Pas tant que ça. Mais j’aime de plus en plus les livres. Comme j’ai une vie saine maintenant, il faut bien que je passe tout ce temps que j’ai en plus, et les livres m’emmènent loin. Je me suis mis à la lecture tardivement, j’avais près de trente ans. Je n’avais plus un rond, j’ai essayé d’entrer chez Gallimard pour être représentant de la collection “Folio”, et je n’ai pas su répondre à une seule question de l’examen. J’étais tellement vexé, en colère contre moi-même, qu’à partir de ce moment-là, j’ai commencé à lire, picorer dans les bibliothèques…

Quels sont vos auteurs phares ?

Les romanciers qui sont des oraux, qui hurlent, qui crachent. Rimbaud (“Une saison en enfer”), Lautrémont, Céline, James Joyce (“Finnegans Wake” est mon livre de chevet), William Burroughs, Allen Ginsberg, les surréalistes aussi.

Vos textes sont très denses, il y a peu de temps morts…

C’est ça l’oral, pour moi : en avoir plein la bouche. C’est comme l’alcoolisme où on ne s’arrête plus de boire. C’est vomir aussi, c’est cracher. C’est chanter. Je suis un oral. Ma mère a dû rater le sevrage.

Ne vous êtes-vous jamais senti à l’étroit dans la chanson ? N’avez-vous jamais envisagé d’écrire un roman ?

Assez tôt, vers 18-20 ans, j’ai tout essayé : j’ai écrit des romans, des pièces de théâtre, des poèmes, des nouvelles; j’ai fait de la peinture, de la photo.

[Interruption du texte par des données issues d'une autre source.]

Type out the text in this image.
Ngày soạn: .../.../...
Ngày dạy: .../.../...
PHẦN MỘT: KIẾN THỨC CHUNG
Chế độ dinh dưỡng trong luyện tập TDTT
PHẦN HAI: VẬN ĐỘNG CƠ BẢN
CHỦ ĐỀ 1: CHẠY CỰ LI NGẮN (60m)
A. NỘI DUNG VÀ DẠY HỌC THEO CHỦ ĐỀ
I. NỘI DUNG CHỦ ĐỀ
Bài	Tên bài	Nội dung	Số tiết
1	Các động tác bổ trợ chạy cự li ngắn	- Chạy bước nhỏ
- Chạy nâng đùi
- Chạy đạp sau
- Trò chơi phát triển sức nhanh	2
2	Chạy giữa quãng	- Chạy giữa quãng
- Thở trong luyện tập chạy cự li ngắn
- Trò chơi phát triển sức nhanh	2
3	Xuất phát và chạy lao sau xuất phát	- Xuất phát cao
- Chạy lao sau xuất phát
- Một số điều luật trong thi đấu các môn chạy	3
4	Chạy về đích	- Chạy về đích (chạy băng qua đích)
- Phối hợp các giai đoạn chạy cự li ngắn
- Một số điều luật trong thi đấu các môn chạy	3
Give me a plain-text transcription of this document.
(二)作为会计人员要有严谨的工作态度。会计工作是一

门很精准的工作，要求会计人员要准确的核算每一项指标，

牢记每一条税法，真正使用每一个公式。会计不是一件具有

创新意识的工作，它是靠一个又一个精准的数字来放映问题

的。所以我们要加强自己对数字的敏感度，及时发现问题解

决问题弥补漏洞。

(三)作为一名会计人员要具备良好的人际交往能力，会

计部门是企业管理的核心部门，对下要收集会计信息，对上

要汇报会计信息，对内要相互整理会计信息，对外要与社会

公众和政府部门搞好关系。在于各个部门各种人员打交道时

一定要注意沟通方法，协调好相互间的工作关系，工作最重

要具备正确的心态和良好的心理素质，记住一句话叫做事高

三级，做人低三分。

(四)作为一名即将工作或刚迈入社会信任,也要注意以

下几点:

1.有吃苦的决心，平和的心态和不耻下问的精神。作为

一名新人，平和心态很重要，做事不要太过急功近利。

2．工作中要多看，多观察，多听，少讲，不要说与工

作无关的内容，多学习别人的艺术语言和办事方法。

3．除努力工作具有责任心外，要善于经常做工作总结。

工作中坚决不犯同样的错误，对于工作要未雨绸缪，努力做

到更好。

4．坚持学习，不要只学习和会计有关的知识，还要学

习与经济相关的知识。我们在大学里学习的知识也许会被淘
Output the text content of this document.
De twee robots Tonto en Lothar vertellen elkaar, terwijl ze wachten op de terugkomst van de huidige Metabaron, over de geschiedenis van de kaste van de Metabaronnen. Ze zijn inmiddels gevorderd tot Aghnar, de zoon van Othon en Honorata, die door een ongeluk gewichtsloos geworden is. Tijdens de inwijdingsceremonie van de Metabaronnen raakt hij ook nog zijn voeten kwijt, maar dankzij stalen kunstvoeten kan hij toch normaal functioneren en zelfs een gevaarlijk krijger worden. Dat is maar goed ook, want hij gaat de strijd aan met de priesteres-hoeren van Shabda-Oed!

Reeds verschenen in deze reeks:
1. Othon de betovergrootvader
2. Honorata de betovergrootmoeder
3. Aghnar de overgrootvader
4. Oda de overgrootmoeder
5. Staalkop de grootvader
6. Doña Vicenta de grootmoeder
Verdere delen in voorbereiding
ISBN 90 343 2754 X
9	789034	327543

Rien n’a été publié, ça s’est toujours fini en chanson : de toute évidence, c’était là que j’étais le plus à l’aise. J’ai donc décidé de me consacrer uniquement, de tout ramener à la chanson. Essayer d’avoir un support dans lequel on est vraiment à l’aise et avoir une certaine technique, quitte à la casser de temps en temps. Pouvoir se perfectionner.

Une chanson comme “Les ombres du soir” vous rapproche de Dominique A…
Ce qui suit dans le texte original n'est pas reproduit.